News Americas, PARIS, France, Fri. Feb. 5, 2016:  An estimated 2,500 potential cases of the Zika virus exists in Martinique and French Guiana, the French government said this week.

Health Minister Marisol Touraine told reporters that the two French regions in the Caribbean face an epidemic of the mosquito-borne virus. She also said there are about 100 confirmed Zika cases since mid-December, including 20 pregnant women and two people suffering a temporary paralysis condition called Guillain-Barre syndrome.

However, Touraine said the Hollande government is sending extra hospital equipment and preparing extra medical staff to combat  the disease.

“Our system of health and sanitary alert is fully mobilized,” Touraine said. “There are three objectives: to prevent, reinforce monitoring and anticipate.”

A few cases have been reported in Guadeloupe and Saint Martin, also part of the French Caribbean. Nine people have come to mainland France with Zika this year, but Touraine said there is no risk of epidemic on the mainland.

 No vaccine exists for Zika. So far, there have been thousand of cases reported across Latin America and a couple hundred across the Caribbean.

 What can travelers do to prevent Zika?

Zika, also known as ZIKV, is spread by the Aedes genus of mosquito, in particular the Aedes aegypti. There is no vaccine to prevent or medicine to treat Zika. Travelers can protect themselves by preventing mosquito bites, covering exposed skin by wearing long-sleeved shirts and long pants and using EPA-registered insect repellents containing DEET, picaridin, oil of lemon eucalyptus (OLE), or IR3535, and stay and sleep in screened-in or air-conditioned rooms says the Centers for Disease Control.

Pregnant and breastfeeding women can use all EPA-registered insect repellents, including DEET, according to the product label.
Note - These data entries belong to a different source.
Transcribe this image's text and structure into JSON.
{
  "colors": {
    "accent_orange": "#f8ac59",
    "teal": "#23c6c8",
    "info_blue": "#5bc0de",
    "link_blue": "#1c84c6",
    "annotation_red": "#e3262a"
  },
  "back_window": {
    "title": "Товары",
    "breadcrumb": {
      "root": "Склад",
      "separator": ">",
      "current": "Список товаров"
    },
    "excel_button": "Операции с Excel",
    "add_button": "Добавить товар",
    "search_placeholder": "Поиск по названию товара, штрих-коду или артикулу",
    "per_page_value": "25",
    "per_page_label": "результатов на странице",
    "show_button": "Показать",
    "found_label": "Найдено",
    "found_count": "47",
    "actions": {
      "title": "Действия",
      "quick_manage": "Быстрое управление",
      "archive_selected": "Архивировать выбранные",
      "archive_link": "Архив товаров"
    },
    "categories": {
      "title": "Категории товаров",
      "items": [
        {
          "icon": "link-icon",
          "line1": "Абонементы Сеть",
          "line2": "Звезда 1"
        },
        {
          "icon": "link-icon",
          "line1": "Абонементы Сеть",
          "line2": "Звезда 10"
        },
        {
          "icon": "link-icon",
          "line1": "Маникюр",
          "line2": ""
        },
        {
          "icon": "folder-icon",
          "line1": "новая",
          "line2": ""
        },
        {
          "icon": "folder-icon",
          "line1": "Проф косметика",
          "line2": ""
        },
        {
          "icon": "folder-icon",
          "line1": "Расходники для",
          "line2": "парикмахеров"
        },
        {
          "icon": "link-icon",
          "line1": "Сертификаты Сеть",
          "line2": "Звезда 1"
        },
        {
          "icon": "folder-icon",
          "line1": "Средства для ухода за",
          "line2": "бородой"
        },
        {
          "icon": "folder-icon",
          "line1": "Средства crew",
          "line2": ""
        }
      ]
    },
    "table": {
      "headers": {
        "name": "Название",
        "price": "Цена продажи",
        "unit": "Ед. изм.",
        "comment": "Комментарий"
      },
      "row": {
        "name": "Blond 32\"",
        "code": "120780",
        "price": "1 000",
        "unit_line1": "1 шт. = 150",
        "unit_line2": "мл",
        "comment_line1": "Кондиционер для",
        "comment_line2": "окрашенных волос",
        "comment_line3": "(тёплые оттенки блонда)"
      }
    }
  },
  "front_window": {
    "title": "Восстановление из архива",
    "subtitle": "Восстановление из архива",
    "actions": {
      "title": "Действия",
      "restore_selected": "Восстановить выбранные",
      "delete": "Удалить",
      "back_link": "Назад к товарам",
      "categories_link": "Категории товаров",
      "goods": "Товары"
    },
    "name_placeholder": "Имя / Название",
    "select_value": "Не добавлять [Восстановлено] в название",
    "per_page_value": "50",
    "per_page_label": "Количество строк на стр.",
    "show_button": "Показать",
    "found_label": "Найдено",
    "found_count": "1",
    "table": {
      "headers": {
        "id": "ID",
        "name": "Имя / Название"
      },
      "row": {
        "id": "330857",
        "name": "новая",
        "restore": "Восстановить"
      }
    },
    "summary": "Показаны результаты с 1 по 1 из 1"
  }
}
Most repellents, including DEET, can be used on children aged 2 months.

If you feel sick and think you may have Zika:

  • Talk to your doctor or nurse if you develop a fever with a rash, joint pain, or red eyes. Tell him or her about your travel.
  • Take medicine, such as acetaminophen or paracetamol, to relieve fever and pain. Do not take aspirin, products containing aspirin, or other nonsteroidal anti-inflammatory drugs such as ibuprofen.
  • Get lots of rest and drink plenty of liquids.
  • Prevent additional mosquito bites to avoid spreading the disease.

Symptoms of Zika:

The symptoms of Zika virus are similar to other mosquito-borne infections such as dengue, chikungunya and malaria so laboratory testing is essential for the correct diagnosis. Zika virus is generally mild and self-limiting, lasting 2 to 7 days. Symptoms include:

  • Fever
  • Joint Pain
  • Itching
  • Rash
  • Conjunctivitis Or Red Eyes
  • Headache
  • Muscle Pain
  • Eye Pain
  • Pregnant women can pass on the virus to their unborn children and this can lead to serious fetal brain development defects.

Zika Origin

The Zika virus was detected for the first time in a monkey in Uganda in 1947. A year later, it was isolated in an Aedes mosquito from the same region.

The first human cases appeared in the 1970s in Africa (Uganda, Tanzania, Egypt, Central African Republic, Sierra Leone, Gabon and Senegal) and then in some countries in Asia (India, Malaysia, the Philippines, Thailand, Vietnam and Indonesia).

In 2007, an actual epidemic broke out in Micronesia (Yap Islands in the Pacific Ocean), causing 5,000 infections.

In 2013 and 2014, 55,000 cases of Zika were reported in French Polynesia. The epidemic then spread to other islands in the Pacific, namely New Caledonia, the Cook Islands and Easter Island.

The Zika virus was detected for the first time in the northwest of Brazil in May 2015 and it quickly spread to other regions of the country. Brazil has declared the highest number of Zika cases ever recorded with between 440,000 and 1,300,000 suspected cases reported.